Dans cet arrêt rendu le 31 janvier 2023, la Cour européenne des droits de l’homme estime que le refus de la France de remplacer la mention « sexe masculin » par la mention « sexe neutre » « ou intersexe » sur l’acte de naissance d’un requérant, ne viole pas son droit au respect de la vie privée.
L’affaire concerne le rejet par la France de la demande d’une personne tendant à que la mention « sexe masculin » inscrite sur son acte de naissance soit remplacée par la mention « sexe neutre » ou « intersexe ». Invoquant une violation de l’article 8 de la Convention européenne des droits de l’homme, le requérant a porté sa demande devant la CEDH.
Cette requête soulevait la question des conséquences au regard du droit au respect de la vie privée garanti par l’article 8 de la Convention, de l’attribution du sexe masculin ou du sexe féminin à une personne qui, étant biologiquement intersexuée, ne relève ni de l’un ni de l’autre.
Au regard de la mise en balance de l’intérêt général et de l’intérêt privé du requérant, la Cour considère « que les motifs tirés du respect du principe de l’indisponibilité de l’état des personnes et de la nécessité de préserver la cohérence et la sécurité des actes de l’état civil ainsi que l’organisation sociale et juridique du système français, avancés par les autorités nationales, sont pertinents ».
Interrogée sur la marge d’appréciation de la France, la Cour reconnaît que des intérêts publics sont en jeu et que « même si le requérant ne réclame pas la consécration d’un droit général à la reconnaissance d’un troisième genre mais seulement la rectification de son état civil », le fait de reconnaître ce refus de modification comme étant constitutif d’une violation de l’article 8, aurait pour conséquence de profondes modifications en droit interne.

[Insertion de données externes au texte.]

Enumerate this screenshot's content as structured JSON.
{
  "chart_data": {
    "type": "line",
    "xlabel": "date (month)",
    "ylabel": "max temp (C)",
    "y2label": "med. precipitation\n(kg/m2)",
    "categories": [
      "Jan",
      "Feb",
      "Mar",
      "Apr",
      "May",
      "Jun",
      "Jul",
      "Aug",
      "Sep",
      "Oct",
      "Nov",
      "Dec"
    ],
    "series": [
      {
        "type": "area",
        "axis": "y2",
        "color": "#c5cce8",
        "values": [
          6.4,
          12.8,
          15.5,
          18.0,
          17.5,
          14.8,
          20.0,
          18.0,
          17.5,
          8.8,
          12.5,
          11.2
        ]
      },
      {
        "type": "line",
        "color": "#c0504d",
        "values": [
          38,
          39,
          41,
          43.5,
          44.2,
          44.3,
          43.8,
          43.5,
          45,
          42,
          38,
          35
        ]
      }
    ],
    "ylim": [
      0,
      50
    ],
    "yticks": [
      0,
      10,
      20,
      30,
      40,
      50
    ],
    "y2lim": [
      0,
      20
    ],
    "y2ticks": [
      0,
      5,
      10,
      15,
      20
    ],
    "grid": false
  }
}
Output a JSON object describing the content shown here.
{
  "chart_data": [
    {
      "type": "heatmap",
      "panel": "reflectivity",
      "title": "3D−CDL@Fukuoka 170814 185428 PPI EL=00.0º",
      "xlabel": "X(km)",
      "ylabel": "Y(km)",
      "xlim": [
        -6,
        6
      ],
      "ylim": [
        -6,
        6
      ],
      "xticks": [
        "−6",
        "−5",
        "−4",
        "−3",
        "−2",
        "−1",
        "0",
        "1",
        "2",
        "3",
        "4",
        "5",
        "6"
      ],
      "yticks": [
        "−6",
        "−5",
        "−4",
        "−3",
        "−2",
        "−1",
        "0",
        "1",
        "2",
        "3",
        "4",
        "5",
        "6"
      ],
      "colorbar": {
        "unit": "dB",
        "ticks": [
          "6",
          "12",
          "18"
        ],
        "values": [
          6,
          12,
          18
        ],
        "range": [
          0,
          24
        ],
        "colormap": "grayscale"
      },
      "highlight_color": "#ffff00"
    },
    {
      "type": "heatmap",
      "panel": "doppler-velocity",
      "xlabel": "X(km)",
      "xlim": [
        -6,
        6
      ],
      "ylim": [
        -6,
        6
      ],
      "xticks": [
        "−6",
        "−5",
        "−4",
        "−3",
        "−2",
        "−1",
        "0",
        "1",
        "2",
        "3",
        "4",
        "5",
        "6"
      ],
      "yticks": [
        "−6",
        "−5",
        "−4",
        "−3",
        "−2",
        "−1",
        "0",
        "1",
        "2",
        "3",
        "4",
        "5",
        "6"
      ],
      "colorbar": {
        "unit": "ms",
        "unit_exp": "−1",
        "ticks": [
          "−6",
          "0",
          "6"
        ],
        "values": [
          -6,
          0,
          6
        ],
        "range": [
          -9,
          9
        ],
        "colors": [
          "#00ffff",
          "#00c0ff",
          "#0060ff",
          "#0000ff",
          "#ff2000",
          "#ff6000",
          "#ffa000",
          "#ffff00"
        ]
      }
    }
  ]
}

A ce titre, la Cour considère « qu’elle doit faire preuve en l’espèce de réserve » et que s’agissant d’une question qui relève d’un choix de société, « il convient donc de laisser à l’Etat défendeur le soin de déterminer à quel rythme et jusqu’à quel point il convient de répondre aux demandes des personnes intersexuées en matière d’état civil ».
La Cour conclut que compte tenu de la marge d’appréciation dont elle disposait, la France n’a ainsi pas méconnu son obligation positive de garantir au requérant le respect effectif de sa vie privée, et qu’il n’y a donc pas eu de violation de l’article 8 de la Convention.